Provisioning Container VMs in the Management Portal

You can provision containers or container VMs from the management portal depending on the target host. If your target host is a VCH, you provision container VMs. If your target host is a Docker host, you provision standard containers. You can quick-provision by using default settings or you can customize your deployment by using the available settings. You can either provision or save as a template your configured container.

IMPORTANT: vSphere Integrated Containers Management Portal allows you to provision containers from the registries that are included in the lists of global registries that the Management Portal Administrator configures, or project registries that the DevOps administrator configures. However, if the vSphere administrator deployed a VCH with whitelist mode enabled, and if the whitelist on the VCH is more restrictive than the global and project registry lists, you can only provision containers from the registries that the VCH permits in its whitelist, even if the VCH is included in a project that permits other registries. For more information, see VCH Whitelists and Registry Lists in vSphere Integrated Containers Management Portal in vSphere Integrated Containers for vSphere Administrators.

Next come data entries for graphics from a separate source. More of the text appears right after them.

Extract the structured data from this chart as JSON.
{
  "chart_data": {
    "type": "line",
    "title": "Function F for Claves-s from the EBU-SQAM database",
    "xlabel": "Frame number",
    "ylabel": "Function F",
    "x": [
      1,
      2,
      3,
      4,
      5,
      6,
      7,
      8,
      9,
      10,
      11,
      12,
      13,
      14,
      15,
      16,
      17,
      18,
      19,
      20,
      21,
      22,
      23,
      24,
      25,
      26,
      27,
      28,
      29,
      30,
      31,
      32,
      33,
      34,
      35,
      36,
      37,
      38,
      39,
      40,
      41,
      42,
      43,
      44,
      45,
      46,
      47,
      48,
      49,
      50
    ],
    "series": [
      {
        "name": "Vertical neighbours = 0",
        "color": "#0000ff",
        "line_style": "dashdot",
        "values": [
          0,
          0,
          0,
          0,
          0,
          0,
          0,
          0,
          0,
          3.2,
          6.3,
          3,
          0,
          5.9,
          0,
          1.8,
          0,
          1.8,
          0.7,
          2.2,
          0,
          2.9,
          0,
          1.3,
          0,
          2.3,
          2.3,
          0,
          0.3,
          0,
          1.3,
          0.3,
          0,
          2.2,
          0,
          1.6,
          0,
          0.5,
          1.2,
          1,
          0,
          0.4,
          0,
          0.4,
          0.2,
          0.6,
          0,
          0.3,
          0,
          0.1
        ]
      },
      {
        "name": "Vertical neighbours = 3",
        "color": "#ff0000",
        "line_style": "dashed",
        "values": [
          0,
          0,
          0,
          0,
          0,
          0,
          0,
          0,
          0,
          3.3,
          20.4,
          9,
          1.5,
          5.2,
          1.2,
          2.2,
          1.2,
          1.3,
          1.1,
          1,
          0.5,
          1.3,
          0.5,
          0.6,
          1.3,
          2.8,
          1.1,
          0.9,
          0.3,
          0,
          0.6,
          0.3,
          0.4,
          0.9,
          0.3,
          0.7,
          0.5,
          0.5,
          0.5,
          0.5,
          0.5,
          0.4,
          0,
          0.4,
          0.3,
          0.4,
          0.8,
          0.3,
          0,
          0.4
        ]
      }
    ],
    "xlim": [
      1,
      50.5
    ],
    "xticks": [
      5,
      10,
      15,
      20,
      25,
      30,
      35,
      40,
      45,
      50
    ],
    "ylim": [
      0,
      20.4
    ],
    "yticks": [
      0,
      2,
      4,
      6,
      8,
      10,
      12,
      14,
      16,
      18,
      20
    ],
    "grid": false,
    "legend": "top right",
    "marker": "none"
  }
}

You can provision containers, templates, or images.

  • To provision a single container, go to Home > Containers and click + Container.
  • To provision an image with additional settings, go to Home > Templates and import a new template from file that you can later provision.

When you create containers from the Containers page in the management portal, you can configure the following settings:

  • Basic configuration
    • Image to be used
    • Name of the container
    • Custom commands
    • Links
  • Network configuration
    • Port bindings and ports publishing
    • Hostname
    • Network mode
  • Storage configuration
    • Select volumes
    • Configure a working directory
  • Policy configuration
    • Define clusters
    • Resource allocation
    • Anti-affinity rules
  • Custom environment variables
  • Health checks
    • HTTP
    • TCP connection
    • Command
  • Logging

When you configure a container, on the Environment tab, you can add industry standard variables. For information about using Docker environment variables, see Environment variables in Compose in the Docker documentation.